Fortasse, точки локализации боли остаются (отчасти) дискутивным вопросом, но уже понятно, что все они располагаются исключительно в древних, преимущественно таламических структурах и ядрах ретикулярной формации. (Там же, по всей видимости, происходят и основные адренергические реакции, связанные с болью.)
Иное (исходя из эволюционной логики) трудно было и предположить; боль является настолько важным регулятором поведения, что представить себе развитие жизни без ее участия категорически невозможно.
При всей кажущейся непререкаемости этого явления боль не следует абсолютизировать; во многих случаях ведущие агрессии легко вступают с ней в конфликт и «берут на себя» управление поведением. Но и при этом боль сохраняет важность роли, выступая уже в качестве усилителя агрессии.
Secundum naturam, как явление, боль — ровесница самых первых, докембрийских ганглиозных начатков мозга, а окончательное развитие и оформление генерирующего ее субстрата приходится на последующие 300 миллионов лет, т.е. на «докортикальный» период.
Именно по этой причине кора, являющаяся «клеточной проекцией» (инструментом) стволовых структур, которая появляется только в пермском периоде у терапсид и пеликозавров и не имеет ни центров, ни анализаторов боли, как, впрочем, и многих других сверхважных функций; все они обрели свой материальный субстрат до зарождения и развития коры.
Напомню, что помимо боли, вне прямой «компетенции» коры находятся агрессии, память, сознание, сон, бодрствование, функция «личности», практически все висцеральные регуляторы, грубая моторика и, по всей видимости, т.н. разум, т.е. все те качества, которыми, без сомнения, должны были обладать существа «докортикаль- ного» периода.
На чем может быть основана наша уверенность в наличии вышеперечисленных свойств у тех, кто населял землю в кембрийский, ордовикский, силурийский, девонский и каменноугольный периоды (а это в сумме 250 млн лет)?

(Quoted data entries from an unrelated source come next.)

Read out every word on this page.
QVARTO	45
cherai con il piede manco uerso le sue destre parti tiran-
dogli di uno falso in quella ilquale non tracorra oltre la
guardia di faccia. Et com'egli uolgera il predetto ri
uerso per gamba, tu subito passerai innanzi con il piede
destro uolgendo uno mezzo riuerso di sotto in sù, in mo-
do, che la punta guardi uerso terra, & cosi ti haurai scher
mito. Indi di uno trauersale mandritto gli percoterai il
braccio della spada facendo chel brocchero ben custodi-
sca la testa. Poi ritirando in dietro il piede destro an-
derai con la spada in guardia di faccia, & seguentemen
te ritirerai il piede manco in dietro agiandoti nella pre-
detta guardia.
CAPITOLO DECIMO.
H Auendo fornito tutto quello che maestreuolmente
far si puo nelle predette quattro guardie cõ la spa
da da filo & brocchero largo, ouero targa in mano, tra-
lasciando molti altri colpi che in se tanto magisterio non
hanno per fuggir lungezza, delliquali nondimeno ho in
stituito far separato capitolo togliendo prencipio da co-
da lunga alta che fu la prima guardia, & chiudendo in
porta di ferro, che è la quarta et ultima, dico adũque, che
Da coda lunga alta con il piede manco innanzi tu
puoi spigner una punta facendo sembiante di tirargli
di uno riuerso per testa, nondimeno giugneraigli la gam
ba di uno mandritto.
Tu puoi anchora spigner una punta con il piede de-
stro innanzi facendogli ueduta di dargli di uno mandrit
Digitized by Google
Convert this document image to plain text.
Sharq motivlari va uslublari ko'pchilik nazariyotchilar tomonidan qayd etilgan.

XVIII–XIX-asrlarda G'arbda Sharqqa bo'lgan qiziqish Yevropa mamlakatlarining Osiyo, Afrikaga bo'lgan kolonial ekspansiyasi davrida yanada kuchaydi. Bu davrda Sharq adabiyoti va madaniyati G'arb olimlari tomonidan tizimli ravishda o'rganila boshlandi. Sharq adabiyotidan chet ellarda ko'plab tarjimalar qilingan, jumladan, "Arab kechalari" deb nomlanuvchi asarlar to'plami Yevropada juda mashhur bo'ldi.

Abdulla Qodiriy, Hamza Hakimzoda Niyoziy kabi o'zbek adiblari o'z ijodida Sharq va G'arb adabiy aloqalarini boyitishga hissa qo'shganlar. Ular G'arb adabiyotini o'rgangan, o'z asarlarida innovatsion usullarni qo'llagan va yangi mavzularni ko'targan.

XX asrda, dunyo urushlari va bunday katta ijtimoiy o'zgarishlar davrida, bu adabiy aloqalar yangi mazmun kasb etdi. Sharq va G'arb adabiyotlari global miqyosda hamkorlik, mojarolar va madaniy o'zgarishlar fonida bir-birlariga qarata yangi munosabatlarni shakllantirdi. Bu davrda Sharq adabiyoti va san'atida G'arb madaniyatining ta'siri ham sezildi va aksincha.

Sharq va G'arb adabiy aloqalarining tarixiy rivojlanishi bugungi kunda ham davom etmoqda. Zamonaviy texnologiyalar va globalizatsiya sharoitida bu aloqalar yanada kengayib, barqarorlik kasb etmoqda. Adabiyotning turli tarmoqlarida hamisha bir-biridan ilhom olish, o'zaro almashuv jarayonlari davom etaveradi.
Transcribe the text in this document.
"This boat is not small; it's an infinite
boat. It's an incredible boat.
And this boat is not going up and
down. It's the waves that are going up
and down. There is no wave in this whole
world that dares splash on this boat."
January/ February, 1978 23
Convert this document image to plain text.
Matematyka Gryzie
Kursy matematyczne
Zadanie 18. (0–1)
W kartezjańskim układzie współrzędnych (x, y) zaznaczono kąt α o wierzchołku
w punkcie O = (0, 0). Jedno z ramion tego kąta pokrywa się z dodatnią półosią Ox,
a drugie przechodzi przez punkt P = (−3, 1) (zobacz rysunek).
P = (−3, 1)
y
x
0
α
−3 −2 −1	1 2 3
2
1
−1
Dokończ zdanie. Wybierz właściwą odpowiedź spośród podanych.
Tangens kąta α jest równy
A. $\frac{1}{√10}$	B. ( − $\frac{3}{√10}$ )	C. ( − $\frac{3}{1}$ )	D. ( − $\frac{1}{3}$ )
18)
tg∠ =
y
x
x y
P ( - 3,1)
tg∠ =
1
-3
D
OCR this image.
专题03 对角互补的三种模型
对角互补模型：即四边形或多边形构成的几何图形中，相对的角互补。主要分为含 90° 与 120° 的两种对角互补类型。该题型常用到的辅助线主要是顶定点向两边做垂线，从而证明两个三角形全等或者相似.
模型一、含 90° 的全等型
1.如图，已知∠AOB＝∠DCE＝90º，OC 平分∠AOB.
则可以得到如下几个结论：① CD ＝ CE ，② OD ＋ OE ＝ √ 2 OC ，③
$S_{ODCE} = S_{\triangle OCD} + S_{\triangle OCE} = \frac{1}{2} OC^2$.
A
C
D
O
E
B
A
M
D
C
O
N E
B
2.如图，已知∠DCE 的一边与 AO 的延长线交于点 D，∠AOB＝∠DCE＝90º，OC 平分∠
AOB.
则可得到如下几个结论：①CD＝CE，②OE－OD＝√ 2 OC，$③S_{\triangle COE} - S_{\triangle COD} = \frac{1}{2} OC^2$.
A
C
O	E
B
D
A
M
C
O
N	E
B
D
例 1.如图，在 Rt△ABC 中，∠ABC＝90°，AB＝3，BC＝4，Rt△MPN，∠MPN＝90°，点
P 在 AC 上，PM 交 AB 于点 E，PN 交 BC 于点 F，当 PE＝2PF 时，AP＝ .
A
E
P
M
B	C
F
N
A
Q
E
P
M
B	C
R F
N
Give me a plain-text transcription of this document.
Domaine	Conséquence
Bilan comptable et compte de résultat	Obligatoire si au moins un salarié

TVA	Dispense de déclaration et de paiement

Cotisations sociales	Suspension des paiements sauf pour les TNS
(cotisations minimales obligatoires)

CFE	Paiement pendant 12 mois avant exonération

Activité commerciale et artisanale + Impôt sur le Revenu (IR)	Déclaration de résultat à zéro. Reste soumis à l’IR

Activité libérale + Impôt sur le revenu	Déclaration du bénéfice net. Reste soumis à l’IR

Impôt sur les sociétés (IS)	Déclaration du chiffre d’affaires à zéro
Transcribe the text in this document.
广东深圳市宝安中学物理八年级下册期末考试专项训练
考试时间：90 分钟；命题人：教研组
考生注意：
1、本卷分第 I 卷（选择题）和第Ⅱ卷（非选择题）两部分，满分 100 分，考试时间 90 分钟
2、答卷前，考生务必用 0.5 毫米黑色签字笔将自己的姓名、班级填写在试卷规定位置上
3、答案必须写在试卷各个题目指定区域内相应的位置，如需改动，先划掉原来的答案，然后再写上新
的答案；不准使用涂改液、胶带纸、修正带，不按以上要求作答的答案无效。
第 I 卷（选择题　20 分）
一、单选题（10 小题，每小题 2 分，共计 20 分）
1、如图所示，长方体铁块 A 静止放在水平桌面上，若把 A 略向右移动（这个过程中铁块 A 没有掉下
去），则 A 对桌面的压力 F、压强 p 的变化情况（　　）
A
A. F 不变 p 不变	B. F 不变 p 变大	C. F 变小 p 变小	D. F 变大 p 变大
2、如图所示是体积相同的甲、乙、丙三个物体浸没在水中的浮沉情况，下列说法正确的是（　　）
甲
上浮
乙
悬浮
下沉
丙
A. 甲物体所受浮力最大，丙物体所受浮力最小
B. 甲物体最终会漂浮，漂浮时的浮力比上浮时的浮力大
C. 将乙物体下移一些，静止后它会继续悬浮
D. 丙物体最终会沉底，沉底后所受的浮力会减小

Эта уверенность может быть основана на множестве фактов, самый доступный из которых — отражение вашего собственного лица в зеркале.
Вглядитесь.
Вы увидите там любопытный эволюционный продукт, несущий на себе «печати» всех этапов филогенеза за 500 миллионов лет. Exempli causa:
Амфибии девона оставили на этом лице т.н. мигательную глазную перепонку — полулунную складку {plica semilunaris conjunctivae) во внутреннем углу глаза.
Жаберная дуга костных рыб силурийского периода определила форму и особенности нижней челюсти этого лица. (Как, впрочем, и у всех поперечноротых.)
В конструкцию же самого глаза хаотично «вложились» эпохи от раннего кембрия до мела, обеспечив наш глаз набором конструкционных нелепостей, вроде вывернутой наизнанку сетчатки, слепого пятна и проходящих сквозь сетчатку множественных сосудиков, существенно темнящих и искажающих получаемое изображение.